Initially, we note that, except with regard to whether § 38-12-104 provided the exclusive remedy available to Tenants, Landlord does not specifically challenge the trial court's finding of constructive eviction. Thus, the question is whether § 38-12-104 abrogates the common law remedy of constructive eviction under the circumstances presented here. We conclude that it does not.

Generally, "any disturbance of a lessee's possession by his lessor which renders the premises unfit for occupancy for the purposes for which they were leased, or which deprives the lessee of the beneficial enjoyment of the premises" constitutes a constructive eviction, provided the lessee quits the premises within a reasonable time. Radinsky v. Weaver, 170 Colo. 169, 174, 460 P.2d 218, 220 (1969). Here, it is not contested that Tenants were constructively evicted for a combination of circumstances. Nor does Landlord claim protection under safe harbor provisions of § 38-12-104. Thus, we are only concerned with Landlord's argument that the statute somehow relegates Tenants to a single remedy and therefore abrogates the common law remedy of constructive eviction.

The supreme court has stated, "[W]here the interaction of common law and statutory law is at issue, we acknowledge and respect the General Assembly's authority to modify or abrogate common law, but can only recognize such changes when they are clearly expressed." Vigil v. Franklin, 103 P.3d 322, 327 (Colo.2004). Statutes in derogation of the common law must be strictly construed, so that if the legislature wishes to abrogate rights that would otherwise be available under the common law, it must manifest its intent either expressly or by clear implication. Van Waters & Rogers, Inc. v. Keelan, 840 P.2d 1070 (Colo.1992). However, under either circumstance, the abrogation must be more than an "imagined connection." Argus Real Estate, Inc. v. E-470 Pub. Highway Auth., 109 P.3d 604, 611 (Colo.2005).

The plain language of § 38-12-104 does not demonstrate a clear intent by the General Assembly to modify or abrogate the common law. Rather, the statute sets forth special procedures that are applicable when there is a hazardous condition caused by an unsafe gas appliance. It requires that the tenant be notified by the service personnel, *248 that the landlord correct the problem within a specified time, and if the landlord does not so act, that the lease becomes null and void and the tenant is entitled to a refund of the security deposit. Thus, although this statute is applicable to the circumstances presented here, there is no indication that it was intended to replace, rather than supplement, any available common law remedies. Additionally, a review of the scope of § 38-12-104 does not compel a conclusion that the availability of this statutory remedy precludes a common law claim for constructive eviction. See Argus Real Estate, Inc. v. E-470 Pub. Highway Auth., supra, 109 P.3d at 610 (because court found no clear intent by the General Assembly to abrogate the common law doctrine of claim preclusion, it concluded that there was no exception to that doctrine in § 15-11-1106(2), C.R.S.2006).
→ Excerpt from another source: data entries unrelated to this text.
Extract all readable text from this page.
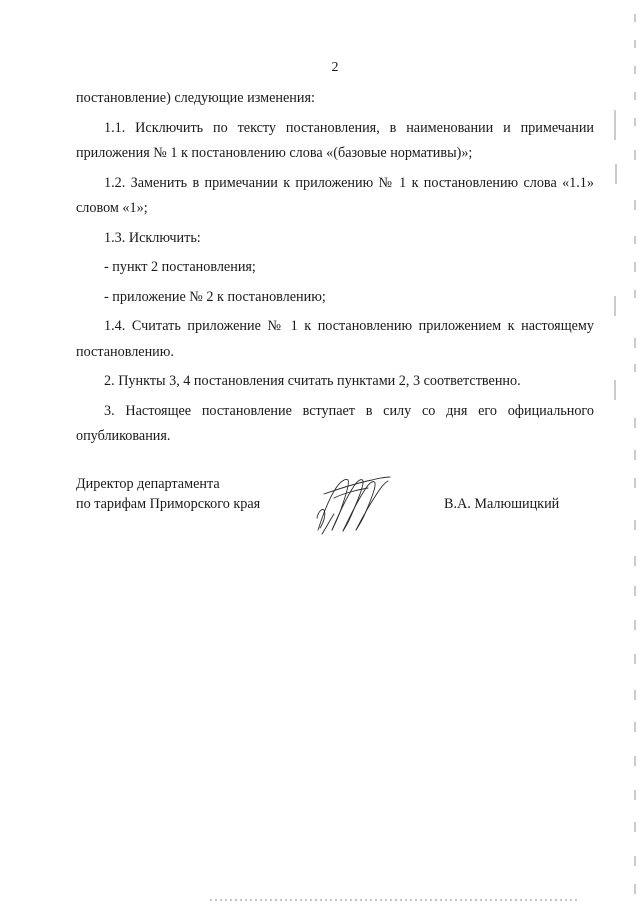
2

постановление) следующие изменения:

1.1. Исключить по тексту постановления, в наименовании и примечании приложения № 1 к постановлению слова «(базовые нормативы)»;

1.2. Заменить в примечании к приложению № 1 к постановлению слова «1.1» словом «1»;

1.3. Исключить:

- пункт 2 постановления;

- приложение № 2 к постановлению;

1.4. Считать приложение № 1 к постановлению приложением к настоящему постановлению.

2. Пункты 3, 4 постановления считать пунктами 2, 3 соответственно.

3. Настоящее постановление вступает в силу со дня его официального опубликования.

Директор департамента
по тарифам Приморского края	В.А. Малюшицкий
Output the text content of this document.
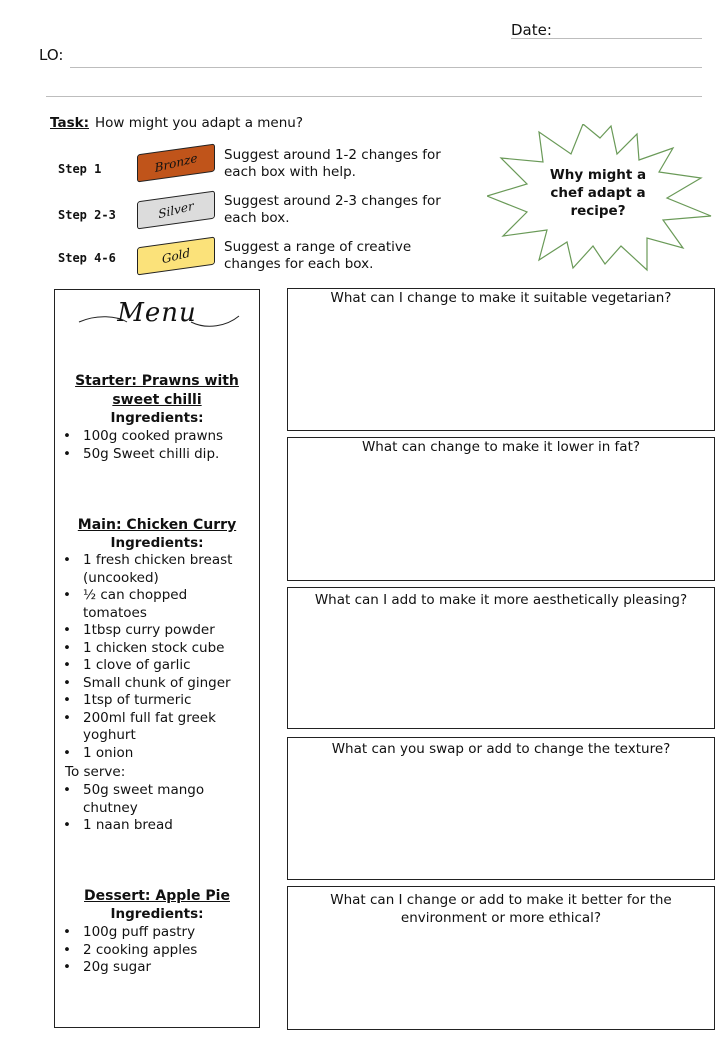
Date:
LO:
Task: How might you adapt a menu?
Step 1	Bronze	Suggest around 1-2 changes for each box with help.
Step 2-3	Silver	Suggest around 2-3 changes for each box.
Step 4-6	Gold	Suggest a range of creative changes for each box.
Why might a chef adapt a recipe?
Menu
Starter: Prawns with sweet chilli
Ingredients:
• 100g cooked prawns
• 50g Sweet chilli dip.
Main: Chicken Curry
Ingredients:
• 1 fresh chicken breast (uncooked)
• ½ can chopped tomatoes
• 1tbsp curry powder
• 1 chicken stock cube
• 1 clove of garlic
• Small chunk of ginger
• 1tsp of turmeric
• 200ml full fat greek yoghurt
• 1 onion
To serve:
• 50g sweet mango chutney
• 1 naan bread
Dessert: Apple Pie
Ingredients:
• 100g puff pastry
• 2 cooking apples
• 20g sugar
What can I change to make it suitable vegetarian?
What can change to make it lower in fat?
What can I add to make it more aesthetically pleasing?
What can you swap or add to change the texture?
What can I change or add to make it better for the environment or more ethical?
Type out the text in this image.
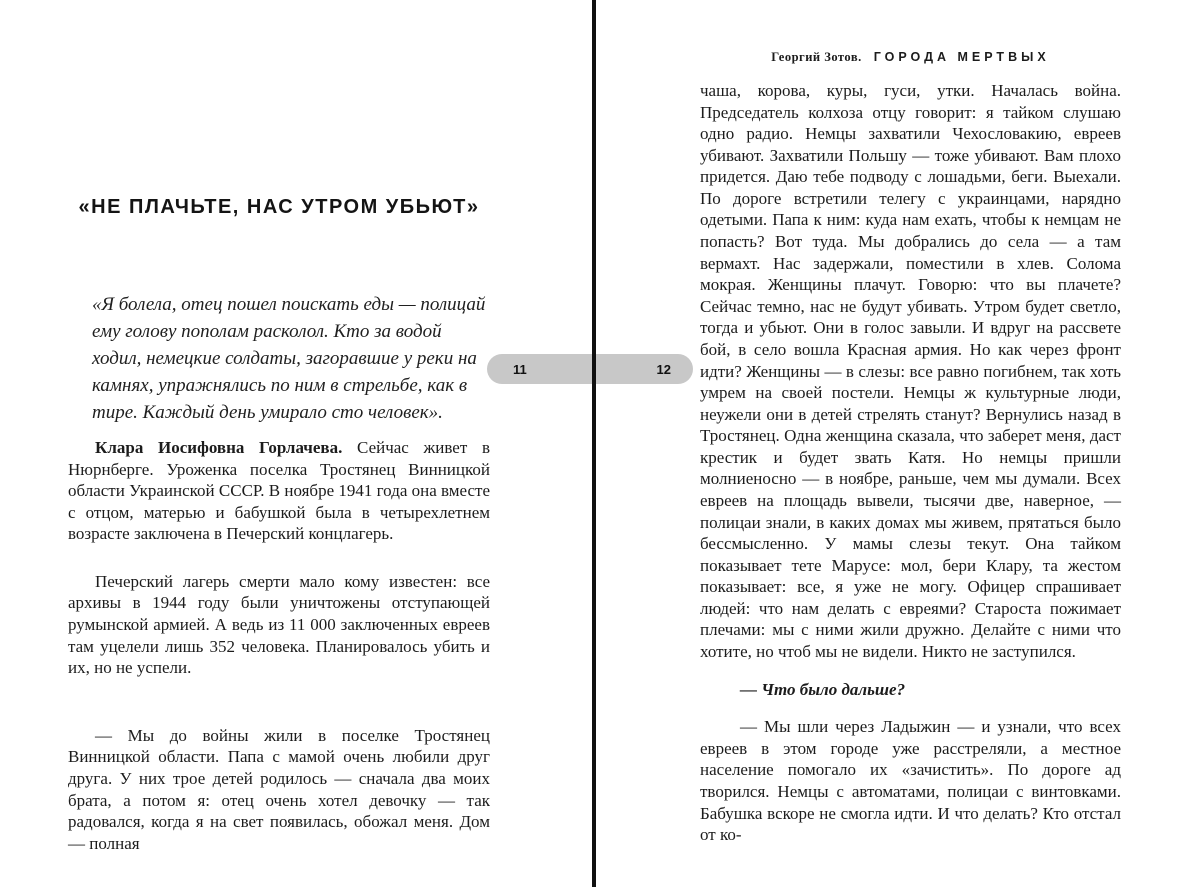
«НЕ ПЛАЧЬТЕ, НАС УТРОМ УБЬЮТ»
«Я болела, отец пошел поискать еды — полицай ему голову пополам расколол. Кто за водой ходил, немецкие солдаты, загоравшие у реки на камнях, упражнялись по ним в стрельбе, как в тире. Каждый день умирало сто человек».

Клара Иосифовна Горлачева. Сейчас живет в Нюрнберге. Уроженка поселка Тростянец Винницкой области Украинской СССР. В ноябре 1941 года она вместе с отцом, матерью и бабушкой была в четырехлетнем возрасте заключена в Печерский концлагерь.

Печерский лагерь смерти мало кому известен: все архивы в 1944 году были уничтожены отступающей румынской армией. А ведь из 11 000 заключенных евреев там уцелели лишь 352 человека. Планировалось убить и их, но не успели.

— Мы до войны жили в поселке Тростянец Винницкой области. Папа с мамой очень любили друг друга. У них трое детей родилось — сначала два моих брата, а потом я: отец очень хотел девочку — так радовался, когда я на свет появилась, обожал меня. Дом — полная

11	12
Георгий Зотов. ГОРОДА МЕРТВЫХ

чаша, корова, куры, гуси, утки. Началась война. Председатель колхоза отцу говорит: я тайком слушаю одно радио. Немцы захватили Чехословакию, евреев убивают. Захватили Польшу — тоже убивают. Вам плохо придется. Даю тебе подводу с лошадьми, беги. Выехали. По дороге встретили телегу с украинцами, нарядно одетыми. Папа к ним: куда нам ехать, чтобы к немцам не попасть? Вот туда. Мы добрались до села — а там вермахт. Нас задержали, поместили в хлев. Солома мокрая. Женщины плачут. Говорю: что вы плачете? Сейчас темно, нас не будут убивать. Утром будет светло, тогда и убьют. Они в голос завыли. И вдруг на рассвете бой, в село вошла Красная армия. Но как через фронт идти? Женщины — в слезы: все равно погибнем, так хоть умрем на своей постели. Немцы ж культурные люди, неужели они в детей стрелять станут? Вернулись назад в Тростянец. Одна женщина сказала, что заберет меня, даст крестик и будет звать Катя. Но немцы пришли молниеносно — в ноябре, раньше, чем мы думали. Всех евреев на площадь вывели, тысячи две, наверное, — полицаи знали, в каких домах мы живем, прятаться было бессмысленно. У мамы слезы текут. Она тайком показывает тете Марусе: мол, бери Клару, та жестом показывает: все, я уже не могу. Офицер спрашивает людей: что нам делать с евреями? Староста пожимает плечами: мы с ними жили дружно. Делайте с ними что хотите, но чтоб мы не видели. Никто не заступился.

— Что было дальше?

— Мы шли через Ладыжин — и узнали, что всех евреев в этом городе уже расстреляли, а местное население помогало их «зачистить». По дороге ад творился. Немцы с автоматами, полицаи с винтовками. Бабушка вскоре не смогла идти. И что делать? Кто отстал от ко-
Therefore, in summary, we conclude that the trial court properly found that § 38-12-104 did not abrogate Tenants' constructive eviction claim.

II.

Tenants request that they be awarded, pursuant to C.A.R. 38(d) and § 13-17-102, C.R.S.2006, the costs and attorney fees they have incurred in defending against this appeal. However, because we conclude that the basis for Landlord's appeal is not so futile, irrational, or unjustified as to warrant a clear finding that his appeal is frivolous, Tenants' request is denied. See Wood Bros. Homes, Inc. v. Howard, 862 P.2d 925 (Colo. 1993); Mission Denver Co. v. Pierson, 674 P.2d 363 (Colo.1984).

The judgment is affirmed.

Judge DAILEY and Judge RUSSEL concur.